What's eating Dr. Ramanna?



The crucial question does arise: why should Dr. Ramanna choose to make this sensational disclosure some 23 years after the event? He was, indubitably, part of the Indian Establishment that kept insisting at that time, and for years thereafter, that the Pokharan test was only a peaceful nuclear explosion. This scientific explanation was maintained despite considerable scepticism being expressed over the years in all parts of the world. The Indian strategic community concurred in this posture. Now, their suggestion that Pokharan was indeed, an event with military connotations represents a change of heart/mind that is intriguing.



Four explanations are possible to explain this in an ascending order of credibility:



First, that Dr. Ramanna's was a political statement. Note, it was made in Pune. This is BJP- Country. Was it made to secure political mileage with the likely-to-come-into-power-in-next-elections party?



Second, that Dr. Ramanna's statement is of a piece with similar past assertions. Recollect that he had affirmed that India's' present nuclear capability was sufficient to establish a nuclear deterrent, and that no more nuclear tests were needed, even if the Prithvi of Agni were to be equipped with nuclear warheads (The Hindu, 28/10/96). It would seem that he favours India declaring itself a nuclear weapons power, despite the knowledge that this would have great political and military economic implications.

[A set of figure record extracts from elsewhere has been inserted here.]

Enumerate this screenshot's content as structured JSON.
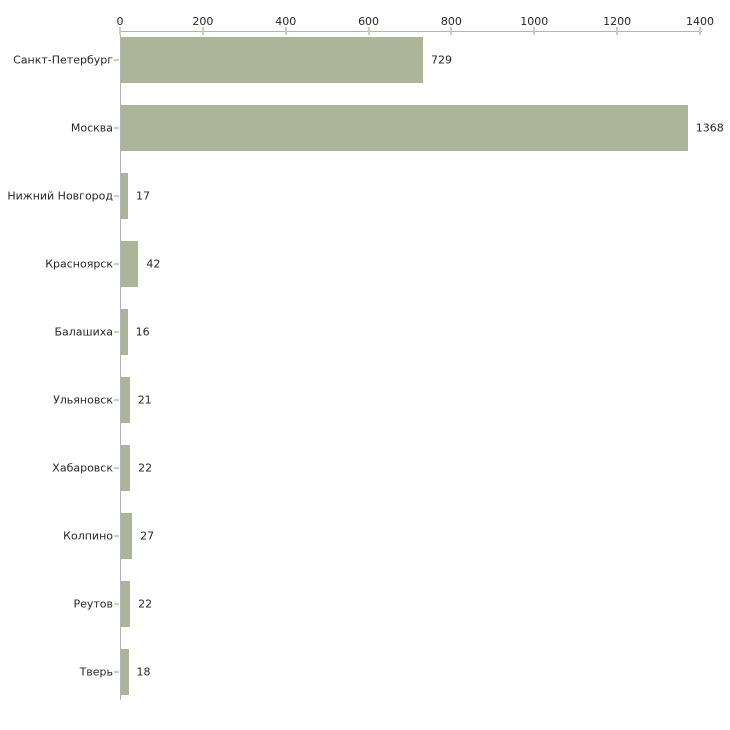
{
  "chart_data": {
    "type": "bar",
    "orientation": "horizontal",
    "title": "",
    "xlabel": "",
    "ylabel": "",
    "categories": [
      "Санкт-Петербург",
      "Москва",
      "Нижний Новгород",
      "Красноярск",
      "Балашиха",
      "Ульяновск",
      "Хабаровск",
      "Колпино",
      "Реутов",
      "Тверь"
    ],
    "values": [
      729,
      1368,
      17,
      42,
      16,
      21,
      22,
      27,
      22,
      18
    ],
    "x_ticks": [
      0,
      200,
      400,
      600,
      800,
      1000,
      1200,
      1400
    ],
    "xlim": [
      0,
      1400
    ],
    "grid": false,
    "legend": false,
    "axis_position": "top",
    "value_labels_shown": true,
    "colors": {
      "bar": "#acb59a",
      "tick": "#ccd1ab",
      "axis": "#b3b3b3",
      "text": "#262626",
      "background": "#ffffff"
    }
  }
}
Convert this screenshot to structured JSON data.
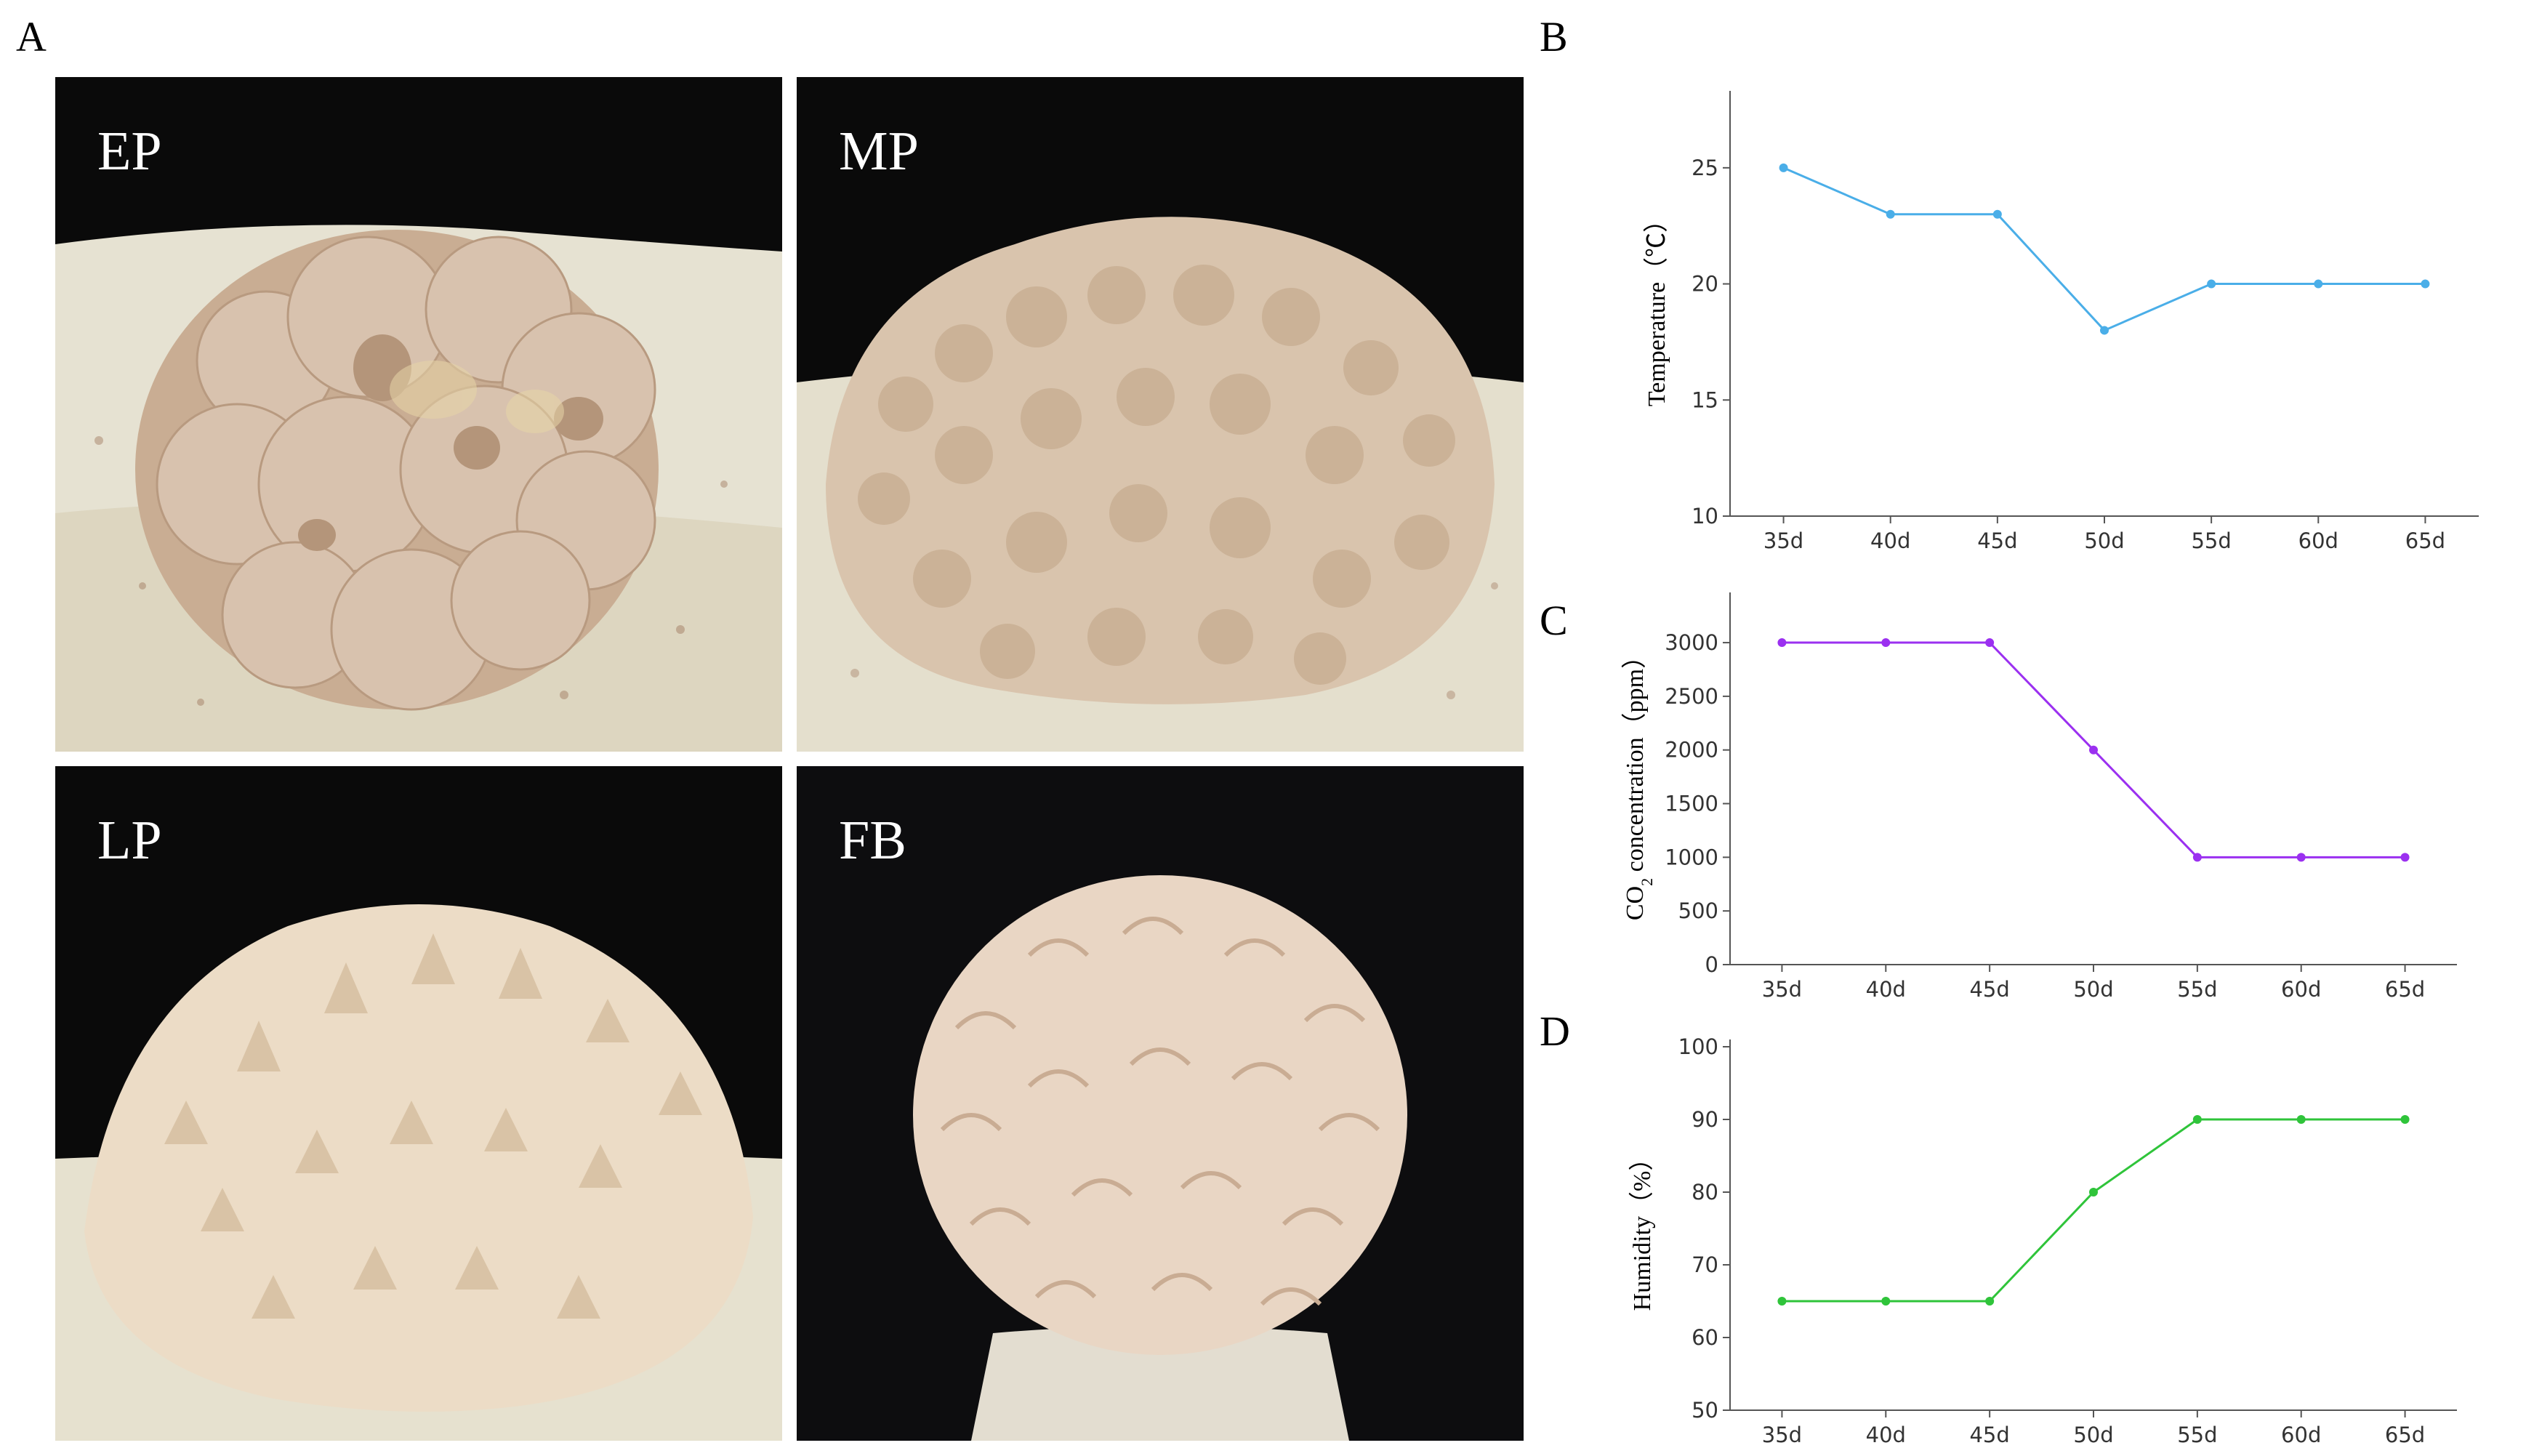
{
  "panels": {
    "A": "A",
    "B": "B",
    "C": "C",
    "D": "D"
  },
  "photos": [
    {
      "label": "EP",
      "subject": "early-primordium-mushroom"
    },
    {
      "label": "MP",
      "subject": "middle-primordium-mushroom"
    },
    {
      "label": "LP",
      "subject": "late-primordium-mushroom"
    },
    {
      "label": "FB",
      "subject": "fruiting-body-mushroom"
    }
  ],
  "colors": {
    "temperature": "#4aaee8",
    "co2": "#9b30f0",
    "humidity": "#2fc43a",
    "photo_background": "#0a0a0a",
    "mushroom_ep": "#d8c2ae",
    "mushroom_mp": "#d9c4ad",
    "mushroom_lp": "#ecdcc6",
    "mushroom_fb": "#e9d6c4",
    "substrate": "#e8e4d4"
  },
  "chart_data": [
    {
      "type": "line",
      "panel": "B",
      "categories": [
        "35d",
        "40d",
        "45d",
        "50d",
        "55d",
        "60d",
        "65d"
      ],
      "series": [
        {
          "values": [
            25,
            23,
            23,
            18,
            20,
            20,
            20
          ]
        }
      ],
      "ylabel": "Temperature（℃）",
      "yticks": [
        "10",
        "15",
        "20",
        "25"
      ],
      "ylim": [
        10,
        28
      ],
      "grid": false
    },
    {
      "type": "line",
      "panel": "C",
      "categories": [
        "35d",
        "40d",
        "45d",
        "50d",
        "55d",
        "60d",
        "65d"
      ],
      "series": [
        {
          "values": [
            3000,
            3000,
            3000,
            2000,
            1000,
            1000,
            1000
          ]
        }
      ],
      "ylabel_main": "CO",
      "ylabel_sub": "2",
      "ylabel_rest": "concentration（ppm）",
      "yticks": [
        "0",
        "500",
        "1000",
        "1500",
        "2000",
        "2500",
        "3000"
      ],
      "ylim": [
        0,
        3400
      ],
      "grid": false
    },
    {
      "type": "line",
      "panel": "D",
      "categories": [
        "35d",
        "40d",
        "45d",
        "50d",
        "55d",
        "60d",
        "65d"
      ],
      "series": [
        {
          "values": [
            65,
            65,
            65,
            80,
            90,
            90,
            90
          ]
        }
      ],
      "ylabel": "Humidity（%）",
      "yticks": [
        "50",
        "60",
        "70",
        "80",
        "90",
        "100"
      ],
      "ylim": [
        50,
        100
      ],
      "grid": false
    }
  ]
}
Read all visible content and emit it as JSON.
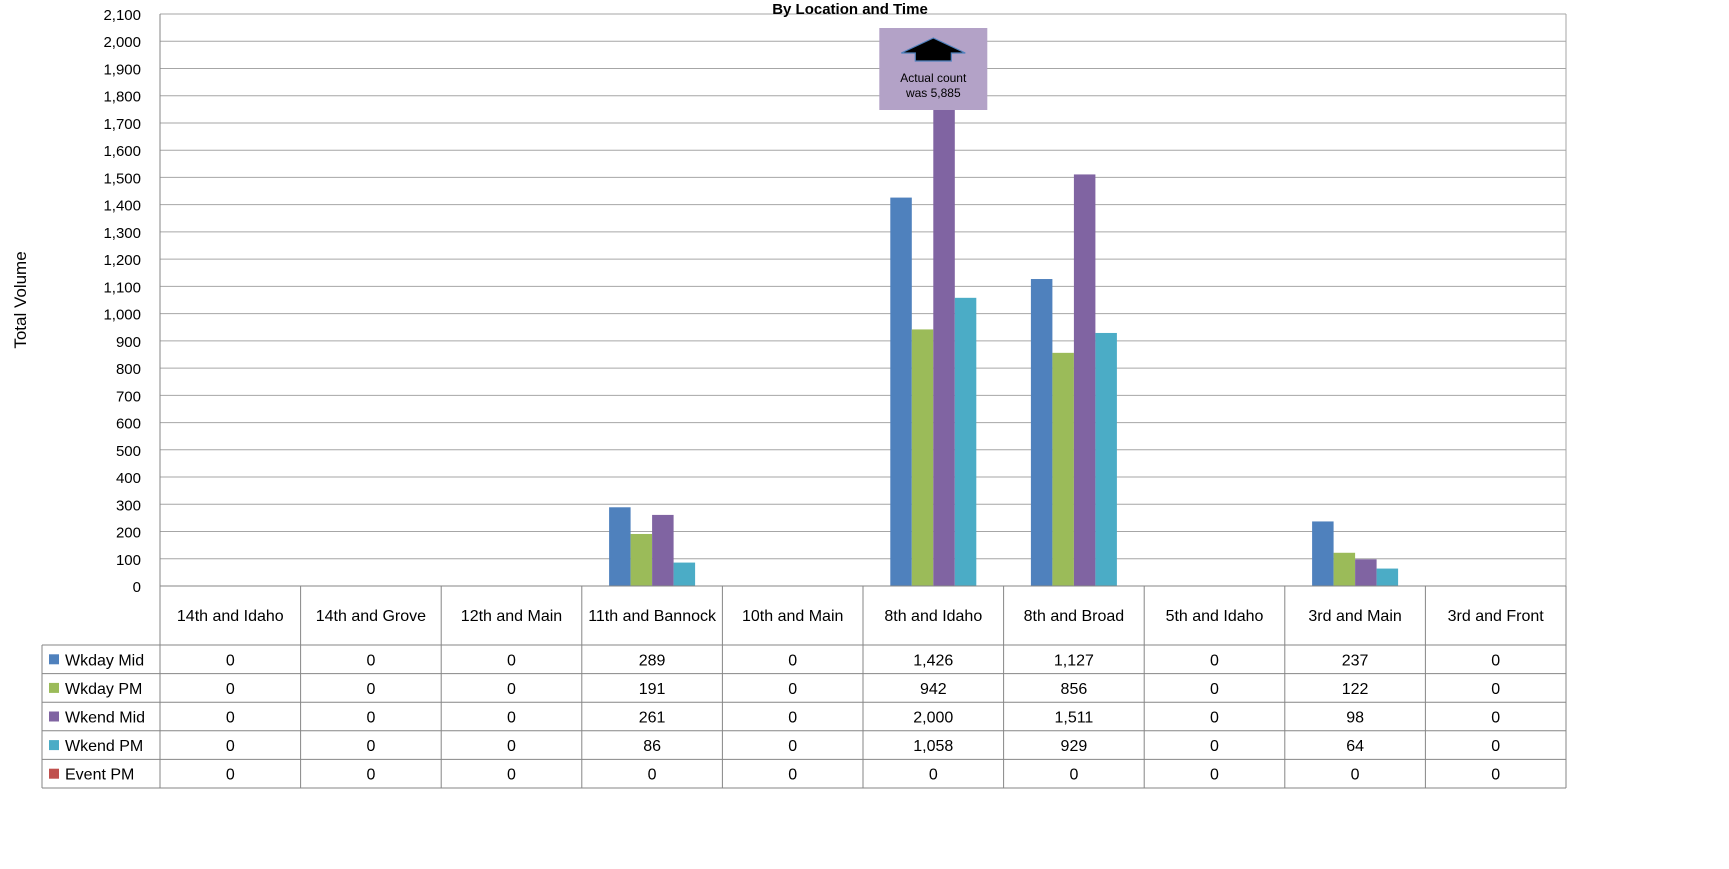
{
  "chart_data": {
    "type": "bar",
    "title": "By Location and Time",
    "ylabel": "Total Volume",
    "ylim": [
      0,
      2100
    ],
    "ytick_step": 100,
    "grid": true,
    "legend_placement": "data-table-left",
    "categories": [
      "14th and Idaho",
      "14th and Grove",
      "12th and Main",
      "11th and Bannock",
      "10th and Main",
      "8th and Idaho",
      "8th and Broad",
      "5th and Idaho",
      "3rd and Main",
      "3rd and Front"
    ],
    "series": [
      {
        "name": "Wkday Mid",
        "color": "#4F81BD",
        "values": [
          0,
          0,
          0,
          289,
          0,
          1426,
          1127,
          0,
          237,
          0
        ]
      },
      {
        "name": "Wkday PM",
        "color": "#9BBB59",
        "values": [
          0,
          0,
          0,
          191,
          0,
          942,
          856,
          0,
          122,
          0
        ]
      },
      {
        "name": "Wkend Mid",
        "color": "#8064A2",
        "values": [
          0,
          0,
          0,
          261,
          0,
          2000,
          1511,
          0,
          98,
          0
        ]
      },
      {
        "name": "Wkend PM",
        "color": "#4BACC6",
        "values": [
          0,
          0,
          0,
          86,
          0,
          1058,
          929,
          0,
          64,
          0
        ]
      },
      {
        "name": "Event PM",
        "color": "#C0504D",
        "values": [
          0,
          0,
          0,
          0,
          0,
          0,
          0,
          0,
          0,
          0
        ]
      }
    ],
    "annotation": {
      "text_lines": [
        "Actual count",
        "was 5,885"
      ],
      "category": "8th and Idaho",
      "fill": "#B3A2C7",
      "arrow_color": "#000000"
    }
  }
}
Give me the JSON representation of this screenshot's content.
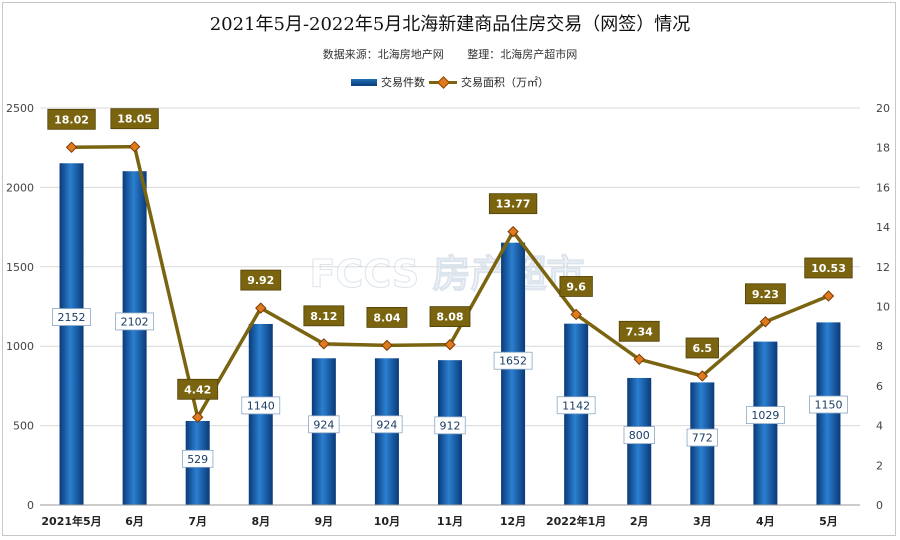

Third, he believes that such statements supported by the bomb protagonists in India 's strategic community will generate sufficient pressure upon the weak, minority Gujral government to weaponize India 's "open" nuclear option. It would thereby derive popular support and prolong its life expectancy. The fallacy in this logic is that a weak minority government is equally susceptible to external pressure not to weaponize India 's nuclear option.



Fourth, a conspiratorial theory could be urged that the Ramanna statement is expressly designed to derail the Indo-US strategic dialogue that is being planned beginning with Pickering 's visit to India . That dialogue would obviously concern itself with, among other knotty issues, the nuclear question. Hence pre-emptive measures are required, including statements of this genre, to queer the pitch not unlike the border firings by Pakistan 's Army to derail the proposed Indo-Pak talks on normalizing relations between the two countries.



Which one or combination of these motives is driving efforts to highlight India 's nuclear prowess? Should these extraneous considerations influence the nuclear debate in India ? Above all, is India 's "open" nuclear option a non-negotiable question, like Kashmir ? What exactly has the openness of India 's nuclear option procured in political, economic, technological or strategic terms?



Any serious debate on the nuclear issue must address these hard questions. May be that is what Dr. Ramanna truly desires!